Tandis que les ministres des Affaires étrangères de l’Union européenne sont sur le point d’adopter de nouvelles sanctions contre l’Iran, à savoir des mesures visant à interdire l’investissement de leurs compagnies dans le secteur énergétique iranien, une banque iranienne située en Allemagne a récemment défrayé la chronique…
En effet, cette petite entité nommée l’ « European-Iranian Trade Bank AG » servirait à Téhéran à contourner les sanctions économiques internationales contre l’Iran en commerçant avec des organisations iraniennes figurant sur les listes noires frappées par les sanctions. C’est ce qu’a affirmé dimanche le quotidien économique américain Wall Street Journal. Selon lui, la banque en question, créée il y a plus de 30 ans, aurait réalisé plus d’un milliard de dollars de chiffre d’affaire avec des compagnies iraniennes impliquées dans des programmes d’achats balistiques et militaires mises à l’index par les Etats-Unis, les Nations Unies et l’Union européenne. Toujours selon le journal, les sociétés iraniennes traitant avec la banque font notamment partie de l’Organisation des industries de la défense iranienne, de l’Organisation des industries spatiales et du Corps des Gardiens de la Révolution, toutes trois visées par les sanctions onusiennes.
Cette information a amené lundi l’Allemagne à annoncer qu’elle allait mener une enquête sur les agissements de cette banque basée à Hambourg et liée à l’Iran, qui aurait violé les sanctions internationales imposées à Téhéran. Le porte-parole du ministère allemand des Finances Michael Offer a précisé que Berlin n’était pas au courant d’infractions commises par la banque irano-européenne Trade Bank AG, mais que les autorités allemandes menaient une enquête sur les accusations du « Wall Street Journal ».
Cela fait sept ans que l’Allemagne demeure un des axes de fermeté en Europe à l’égard de l’Iran, en compagnie de la France et du Royaume-Uni, pour forcer la République islamique à renoncer à ses ambitions nucléaires qu’elle soupçonne d’être militaires.

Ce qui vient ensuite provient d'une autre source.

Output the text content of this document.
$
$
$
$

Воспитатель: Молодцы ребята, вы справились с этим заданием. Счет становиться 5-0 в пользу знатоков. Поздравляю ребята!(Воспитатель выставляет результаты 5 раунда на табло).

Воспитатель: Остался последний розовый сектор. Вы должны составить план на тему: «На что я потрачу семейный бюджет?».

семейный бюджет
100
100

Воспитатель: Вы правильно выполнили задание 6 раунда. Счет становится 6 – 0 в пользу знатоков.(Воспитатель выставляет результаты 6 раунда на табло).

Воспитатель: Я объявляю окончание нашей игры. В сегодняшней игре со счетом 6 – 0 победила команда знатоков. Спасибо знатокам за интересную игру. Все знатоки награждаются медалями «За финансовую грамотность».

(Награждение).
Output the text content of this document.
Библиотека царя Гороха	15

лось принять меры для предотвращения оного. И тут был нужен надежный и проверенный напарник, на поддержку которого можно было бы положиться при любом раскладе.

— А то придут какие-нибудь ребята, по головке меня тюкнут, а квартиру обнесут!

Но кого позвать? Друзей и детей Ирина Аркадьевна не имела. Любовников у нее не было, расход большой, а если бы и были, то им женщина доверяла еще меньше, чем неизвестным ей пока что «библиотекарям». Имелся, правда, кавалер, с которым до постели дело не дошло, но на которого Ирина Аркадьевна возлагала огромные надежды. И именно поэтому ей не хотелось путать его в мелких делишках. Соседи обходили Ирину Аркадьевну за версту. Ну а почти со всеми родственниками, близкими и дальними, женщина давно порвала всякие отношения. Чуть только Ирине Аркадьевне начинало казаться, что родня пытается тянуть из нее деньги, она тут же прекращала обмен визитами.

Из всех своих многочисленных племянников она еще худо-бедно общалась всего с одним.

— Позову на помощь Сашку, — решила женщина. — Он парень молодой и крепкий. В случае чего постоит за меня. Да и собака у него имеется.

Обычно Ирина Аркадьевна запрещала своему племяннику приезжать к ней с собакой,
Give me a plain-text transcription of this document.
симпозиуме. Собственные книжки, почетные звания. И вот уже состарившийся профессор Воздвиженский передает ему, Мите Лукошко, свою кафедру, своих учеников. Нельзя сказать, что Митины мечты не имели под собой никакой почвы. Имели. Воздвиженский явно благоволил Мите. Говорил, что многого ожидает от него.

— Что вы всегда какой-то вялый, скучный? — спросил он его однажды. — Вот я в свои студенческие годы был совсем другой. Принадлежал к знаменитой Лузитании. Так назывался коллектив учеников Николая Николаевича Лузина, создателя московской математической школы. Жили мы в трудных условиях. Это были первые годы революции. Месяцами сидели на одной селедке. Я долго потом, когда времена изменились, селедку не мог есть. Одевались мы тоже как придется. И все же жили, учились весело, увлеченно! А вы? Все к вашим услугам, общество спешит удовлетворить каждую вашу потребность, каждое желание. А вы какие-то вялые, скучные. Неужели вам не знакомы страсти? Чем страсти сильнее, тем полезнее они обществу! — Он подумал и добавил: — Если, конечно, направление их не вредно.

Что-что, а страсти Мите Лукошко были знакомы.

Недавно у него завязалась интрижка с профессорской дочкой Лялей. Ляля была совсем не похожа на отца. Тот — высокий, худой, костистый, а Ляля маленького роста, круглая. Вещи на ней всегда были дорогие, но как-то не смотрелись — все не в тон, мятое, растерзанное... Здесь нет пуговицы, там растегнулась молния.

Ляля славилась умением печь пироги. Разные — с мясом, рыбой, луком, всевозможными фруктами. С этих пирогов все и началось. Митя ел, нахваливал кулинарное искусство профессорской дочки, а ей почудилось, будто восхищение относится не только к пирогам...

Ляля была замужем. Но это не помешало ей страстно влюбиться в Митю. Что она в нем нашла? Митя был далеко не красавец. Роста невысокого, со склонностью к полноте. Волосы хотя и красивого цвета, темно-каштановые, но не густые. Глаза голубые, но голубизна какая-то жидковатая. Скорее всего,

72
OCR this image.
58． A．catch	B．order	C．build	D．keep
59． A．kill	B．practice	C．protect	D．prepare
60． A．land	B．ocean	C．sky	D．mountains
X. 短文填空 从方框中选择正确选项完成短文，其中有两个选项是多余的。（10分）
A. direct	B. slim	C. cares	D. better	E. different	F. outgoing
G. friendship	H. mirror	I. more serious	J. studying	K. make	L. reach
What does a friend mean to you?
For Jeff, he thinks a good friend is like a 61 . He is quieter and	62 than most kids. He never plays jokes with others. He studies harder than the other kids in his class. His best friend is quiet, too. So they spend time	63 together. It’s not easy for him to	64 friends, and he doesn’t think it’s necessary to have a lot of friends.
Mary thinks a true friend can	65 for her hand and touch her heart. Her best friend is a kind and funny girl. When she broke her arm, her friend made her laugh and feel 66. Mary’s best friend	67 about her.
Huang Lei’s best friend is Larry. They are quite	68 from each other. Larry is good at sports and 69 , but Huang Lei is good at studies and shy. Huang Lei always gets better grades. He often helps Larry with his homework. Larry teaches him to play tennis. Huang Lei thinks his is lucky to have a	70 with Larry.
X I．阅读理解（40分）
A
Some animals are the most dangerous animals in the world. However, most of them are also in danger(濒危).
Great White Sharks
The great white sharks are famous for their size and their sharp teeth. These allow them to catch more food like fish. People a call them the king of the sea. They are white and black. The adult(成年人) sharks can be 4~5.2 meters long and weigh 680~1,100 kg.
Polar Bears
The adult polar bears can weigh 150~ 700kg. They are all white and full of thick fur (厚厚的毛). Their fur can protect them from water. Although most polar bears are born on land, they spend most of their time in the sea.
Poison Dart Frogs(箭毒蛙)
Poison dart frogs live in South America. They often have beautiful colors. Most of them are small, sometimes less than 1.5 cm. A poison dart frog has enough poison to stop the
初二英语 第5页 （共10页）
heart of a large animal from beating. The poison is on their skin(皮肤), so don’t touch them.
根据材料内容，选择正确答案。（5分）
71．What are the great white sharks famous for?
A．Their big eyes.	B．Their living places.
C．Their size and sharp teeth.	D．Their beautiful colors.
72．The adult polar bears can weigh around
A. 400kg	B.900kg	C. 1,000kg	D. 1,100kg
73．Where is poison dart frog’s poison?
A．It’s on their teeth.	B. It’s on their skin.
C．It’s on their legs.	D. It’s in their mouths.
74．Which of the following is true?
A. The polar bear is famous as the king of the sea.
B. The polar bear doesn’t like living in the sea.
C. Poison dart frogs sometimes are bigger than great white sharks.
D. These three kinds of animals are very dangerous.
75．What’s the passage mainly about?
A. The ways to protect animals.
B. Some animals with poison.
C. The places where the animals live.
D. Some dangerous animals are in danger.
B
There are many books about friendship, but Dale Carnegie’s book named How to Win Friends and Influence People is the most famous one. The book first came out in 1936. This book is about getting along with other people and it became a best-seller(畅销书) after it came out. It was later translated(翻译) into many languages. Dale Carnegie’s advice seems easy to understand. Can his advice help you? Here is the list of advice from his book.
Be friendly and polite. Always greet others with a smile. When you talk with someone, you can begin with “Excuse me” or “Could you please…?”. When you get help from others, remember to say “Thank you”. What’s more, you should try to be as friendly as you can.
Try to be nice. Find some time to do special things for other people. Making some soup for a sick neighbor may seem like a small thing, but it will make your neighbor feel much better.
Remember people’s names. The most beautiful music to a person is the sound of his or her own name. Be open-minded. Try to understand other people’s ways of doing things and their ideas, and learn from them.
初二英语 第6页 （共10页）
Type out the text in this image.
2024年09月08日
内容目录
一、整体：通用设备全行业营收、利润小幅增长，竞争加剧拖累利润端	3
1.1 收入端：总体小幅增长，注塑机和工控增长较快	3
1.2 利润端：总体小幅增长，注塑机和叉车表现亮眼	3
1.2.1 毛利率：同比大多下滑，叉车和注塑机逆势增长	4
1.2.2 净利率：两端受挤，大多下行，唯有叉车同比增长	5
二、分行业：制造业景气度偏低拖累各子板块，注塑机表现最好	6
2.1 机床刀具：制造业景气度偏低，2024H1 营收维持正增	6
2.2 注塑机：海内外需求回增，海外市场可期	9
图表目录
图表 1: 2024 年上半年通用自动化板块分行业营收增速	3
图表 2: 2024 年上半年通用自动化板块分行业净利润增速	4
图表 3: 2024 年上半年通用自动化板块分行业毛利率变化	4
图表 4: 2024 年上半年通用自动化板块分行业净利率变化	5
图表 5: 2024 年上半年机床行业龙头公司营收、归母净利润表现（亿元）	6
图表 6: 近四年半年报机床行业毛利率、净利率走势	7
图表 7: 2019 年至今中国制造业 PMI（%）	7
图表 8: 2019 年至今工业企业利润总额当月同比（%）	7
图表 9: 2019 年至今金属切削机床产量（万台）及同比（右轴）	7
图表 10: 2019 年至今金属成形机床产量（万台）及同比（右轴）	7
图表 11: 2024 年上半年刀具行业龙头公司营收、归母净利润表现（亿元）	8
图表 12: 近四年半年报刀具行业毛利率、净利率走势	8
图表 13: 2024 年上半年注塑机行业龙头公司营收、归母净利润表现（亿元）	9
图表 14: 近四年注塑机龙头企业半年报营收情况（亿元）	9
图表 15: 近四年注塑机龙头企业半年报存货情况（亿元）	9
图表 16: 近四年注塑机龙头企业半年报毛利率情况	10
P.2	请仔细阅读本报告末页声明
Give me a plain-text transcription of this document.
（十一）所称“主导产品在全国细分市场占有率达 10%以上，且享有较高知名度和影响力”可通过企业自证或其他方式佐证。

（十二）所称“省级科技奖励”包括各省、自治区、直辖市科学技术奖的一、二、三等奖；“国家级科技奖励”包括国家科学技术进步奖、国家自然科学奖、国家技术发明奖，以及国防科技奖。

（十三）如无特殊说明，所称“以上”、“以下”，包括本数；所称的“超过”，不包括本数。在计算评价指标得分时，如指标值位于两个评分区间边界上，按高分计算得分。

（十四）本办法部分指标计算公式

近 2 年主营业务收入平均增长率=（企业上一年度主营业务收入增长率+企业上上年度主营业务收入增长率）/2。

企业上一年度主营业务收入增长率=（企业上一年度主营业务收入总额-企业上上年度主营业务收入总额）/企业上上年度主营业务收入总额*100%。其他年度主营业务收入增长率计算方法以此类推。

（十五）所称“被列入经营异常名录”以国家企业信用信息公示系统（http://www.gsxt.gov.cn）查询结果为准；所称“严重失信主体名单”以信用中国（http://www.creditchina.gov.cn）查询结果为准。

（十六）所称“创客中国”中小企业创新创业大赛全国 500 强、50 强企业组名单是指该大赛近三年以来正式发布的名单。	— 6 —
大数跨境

D’ailleurs, la chancelière allemande a déclaré hier que l’Iran ne semblait pas coopérer « sérieusement » avec l’Agence internationale de l’énergie atomique sur les discussions au sujet de son programme nucléaire, et qu’elle était « sceptique » quant au résultat.
Pourtant, un article publié la semaine dernière par le quotidien américain Los Angeles Times nous raconte une toute autre histoire…
En effet, la chancelière allemande se trouverait en réalité dans une position très délicate, en devant demander à ses compagnies de cesser de traiter avec la République islamique afin d’accentuer la pression sur elle, alors que les relations commerciales entre les deux pays lui dictent le contraire. Car celles-ci s’avèrent importantes. Et elles ne cessent de croître…
Selon Borzou Daragahi, journaliste américano-iranien du LA times, qui s’appuie sur les chiffres de la chambre germano-iranienne de Commerce à Hambourg, au cours des quatre premiers mois de l’année 2010, les échanges économiques entre l’Iran et l’Allemagne se sont évalués au total à près de 1,8 milliards de dollars, soit 20% de plus que durant la même période l’année dernière.
L’Allemagne et l’Iran « cultivent une traditionnelle relation économique qui a près de 140 ans d’âge », explique Michael Tockuss, un des chef de la chambre. « Il existe (entre les deux pays) un grand nombre d’accords économiques durables qui remontent à bien plus loin que la situation actuelle« .
Une relation « traditionnelle » et « durable » qui pose tout de même problème, lorsque l’on connaît le rôle qu’a joué l’Allemagne durant la seconde guerre mondiale, et les diatribes anti-israéliennes et négationnistes répétées du président iranien Ahmadinejad ces dernières années.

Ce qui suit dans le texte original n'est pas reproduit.